Some of Lehi’s most influential teachings were given as part of his testament. For instance, drawing on the imagery of the Psalms, Lehi taught about the importance of offering the Lord your broken heart and contrite spirit. Of this teaching, Book of Mormon Central pointed out, “This presents an important lesson for modern Book of Mormon readers. No matter what sacrifice we offer to the Lord—be it our time, our talents, etc.—if this is not done with the true sacrifice of our hearts and spirits, then it cannot be fully acceptable to the Lord.”
It is also as part of his testament that Lehi gave his epic discourse on the Fall. Drawing from the hints found in the Old Testament and Israelite temple traditions, Lehi provided the most complete teaching on the Fall presently on record. According to Book of Mormon Central,
Lehi’s teaching was the foundation for several other important sermons in the Book of Mormon by Alma, Amulek, and others, and continues to be the foundation upon which we build when we teach the Fall today.
Nephi’s love for Isaiah may have come from Lehi, since Lehi appears to be drawing on Isaiah 14:12 when he describes Satan. Isaiah 14 is drawing on a rich ancient Near Eastern mythos of a fallen deity, and like he does with the Fall, Lehi expands on Isaiah’s use to provide a fuller view of the Adversary. Indeed, Lehi seems well versed in the great literature of his day and time, as he poetically describes death in a way the resonates not only with the much later Shakespeare, but also with ancient Egyptian, Mesopotamian, Canaanite, and Israelite motifs.
Drawing on both the literary form and the language of the Psalms, Nephi lamented after his father passed away. Nephi, however, was not the only one of Lehi’s sons who was profoundly impacted by their father’s influence. In his first sermon recorded in the Book of Mormon, Jacob taught many of the same doctrines Lehi had taught to him. As Book of Mormon Central puts it,
Tracing Jacob’s understanding of the plan back one generation earlier, it appears that his inspired summation carried forth the influence of his father’s instructions to him in 2 Nephi 2. Although Lehi never called it a “plan,” he taught these same doctrines in his final blessing to Jacob.
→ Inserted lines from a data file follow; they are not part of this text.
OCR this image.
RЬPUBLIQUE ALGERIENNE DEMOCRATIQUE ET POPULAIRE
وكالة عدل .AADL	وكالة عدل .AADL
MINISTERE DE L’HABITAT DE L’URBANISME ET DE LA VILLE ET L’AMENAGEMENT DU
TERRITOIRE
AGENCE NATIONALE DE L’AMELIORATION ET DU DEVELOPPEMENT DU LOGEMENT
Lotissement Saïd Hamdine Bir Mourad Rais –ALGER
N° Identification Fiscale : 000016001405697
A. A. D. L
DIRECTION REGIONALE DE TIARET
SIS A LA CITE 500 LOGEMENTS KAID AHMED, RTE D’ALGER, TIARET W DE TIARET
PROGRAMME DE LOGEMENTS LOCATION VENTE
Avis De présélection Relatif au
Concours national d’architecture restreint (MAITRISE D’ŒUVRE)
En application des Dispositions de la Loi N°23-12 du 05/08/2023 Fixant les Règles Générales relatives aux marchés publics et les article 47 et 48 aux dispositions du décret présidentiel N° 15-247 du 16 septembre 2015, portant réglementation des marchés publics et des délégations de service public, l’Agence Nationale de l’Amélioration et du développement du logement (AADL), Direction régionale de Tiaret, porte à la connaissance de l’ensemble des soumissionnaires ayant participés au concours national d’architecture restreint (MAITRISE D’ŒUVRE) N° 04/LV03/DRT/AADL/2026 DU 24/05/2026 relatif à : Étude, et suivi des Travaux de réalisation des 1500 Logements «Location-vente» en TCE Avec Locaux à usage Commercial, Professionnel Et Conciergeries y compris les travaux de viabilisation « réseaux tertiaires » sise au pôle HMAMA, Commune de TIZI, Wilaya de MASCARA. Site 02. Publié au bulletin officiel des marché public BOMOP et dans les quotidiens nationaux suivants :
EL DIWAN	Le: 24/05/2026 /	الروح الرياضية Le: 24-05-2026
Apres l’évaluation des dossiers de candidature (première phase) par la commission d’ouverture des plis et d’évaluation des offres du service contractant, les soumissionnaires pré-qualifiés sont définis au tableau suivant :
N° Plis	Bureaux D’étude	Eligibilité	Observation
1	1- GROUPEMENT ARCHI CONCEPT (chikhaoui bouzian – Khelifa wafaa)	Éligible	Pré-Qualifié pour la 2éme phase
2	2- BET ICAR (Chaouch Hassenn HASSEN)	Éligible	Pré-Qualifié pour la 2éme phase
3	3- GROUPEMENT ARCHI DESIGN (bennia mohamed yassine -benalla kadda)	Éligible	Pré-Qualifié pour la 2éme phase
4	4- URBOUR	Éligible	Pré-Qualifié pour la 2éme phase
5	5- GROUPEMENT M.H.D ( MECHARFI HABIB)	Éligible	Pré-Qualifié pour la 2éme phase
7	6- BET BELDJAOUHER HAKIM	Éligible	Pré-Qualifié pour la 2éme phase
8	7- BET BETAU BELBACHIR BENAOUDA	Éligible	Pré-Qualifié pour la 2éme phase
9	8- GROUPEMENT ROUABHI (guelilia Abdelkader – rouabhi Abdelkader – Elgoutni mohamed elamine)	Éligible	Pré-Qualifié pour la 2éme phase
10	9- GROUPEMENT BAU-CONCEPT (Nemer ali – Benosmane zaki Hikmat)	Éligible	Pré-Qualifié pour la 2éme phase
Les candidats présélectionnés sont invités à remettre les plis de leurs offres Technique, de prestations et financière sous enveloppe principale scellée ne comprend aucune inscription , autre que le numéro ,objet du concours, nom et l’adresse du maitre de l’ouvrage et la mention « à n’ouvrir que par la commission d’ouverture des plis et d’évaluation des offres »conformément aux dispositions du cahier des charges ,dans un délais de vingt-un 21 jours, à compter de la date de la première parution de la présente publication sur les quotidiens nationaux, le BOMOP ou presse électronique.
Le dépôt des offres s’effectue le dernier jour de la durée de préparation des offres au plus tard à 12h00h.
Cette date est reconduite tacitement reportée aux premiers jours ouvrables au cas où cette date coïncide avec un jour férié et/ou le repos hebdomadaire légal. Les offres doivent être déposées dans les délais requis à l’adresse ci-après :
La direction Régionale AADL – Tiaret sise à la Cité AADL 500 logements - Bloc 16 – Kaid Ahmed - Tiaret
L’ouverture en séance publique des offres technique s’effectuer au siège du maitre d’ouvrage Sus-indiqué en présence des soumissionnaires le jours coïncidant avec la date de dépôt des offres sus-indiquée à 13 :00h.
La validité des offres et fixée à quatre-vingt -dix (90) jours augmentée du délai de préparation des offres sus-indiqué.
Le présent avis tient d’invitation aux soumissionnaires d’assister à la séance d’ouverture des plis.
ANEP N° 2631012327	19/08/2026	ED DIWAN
Comparing the two also illuminates which doctrines both Lehi and Jacob most related to:
Though they taught the same doctrines, Lehi’s emphasis was focused more on the fall, opposition, and the agency afforded to all to choose between good and evil. Jacob, meanwhile, put more emphasis on the atonement, resurrection, and the eternal outcome from choosing either righteousness or filthiness.
Jacob also shows an awareness of Israelite and ancient Near Eastern conceptions of death. Given that Jacob was born in the wilderness and was still very young when the family arrived in the promised land, this knowledge surely came to him through his father’s teachings.
Given the reverence both Nephi and Jacob had for Lehi, it may seem odd that Nephi summoned Isaiah to act as a third witness of the Redeemer alongside Nephi and Jacob. Lehi had already born witness of Christ, multiple times (1 Nephi 1:19; 1 Nephi 10; 2 Nephi 2). Yet, this may actually be one of the most powerful reflections of Nephi’s love for his father.
Lehi was believed to be a false prophet by both the Jews at Jerusalem and also his two oldest sons, Laman and Lemuel. The penalty for false prophecy was death, and Laman and Lemuel try to kill him multiple times. Biblical law required two or three witnesses (Deuteronomy 19:15) to testify in a trail. As such, coming on the heels of Lehi’s passing, and the division of Nephi from his brothers, 2 Nephi 6–30, recording the testimonies of Nephi’s three witnesses—Jacob, Isaiah, and Nephi—could be read as the Apology of Lehi.
That is, it is Nephi’s defense of Lehi as a true prophet, marshalling the biblically required three witnesses to verify Lehi’s own prophecies about the Messiah. This would explain why Lehi himself was not considered one of the witnesses—he was the defendant. If this is correct, then it would speak powerfully to the legacy of Lehi, as nearly all of 2 Nephi would be dedicated to him in some capacity.
In either case, there is no denying the abundant legacy of Lehi left behind by his sons.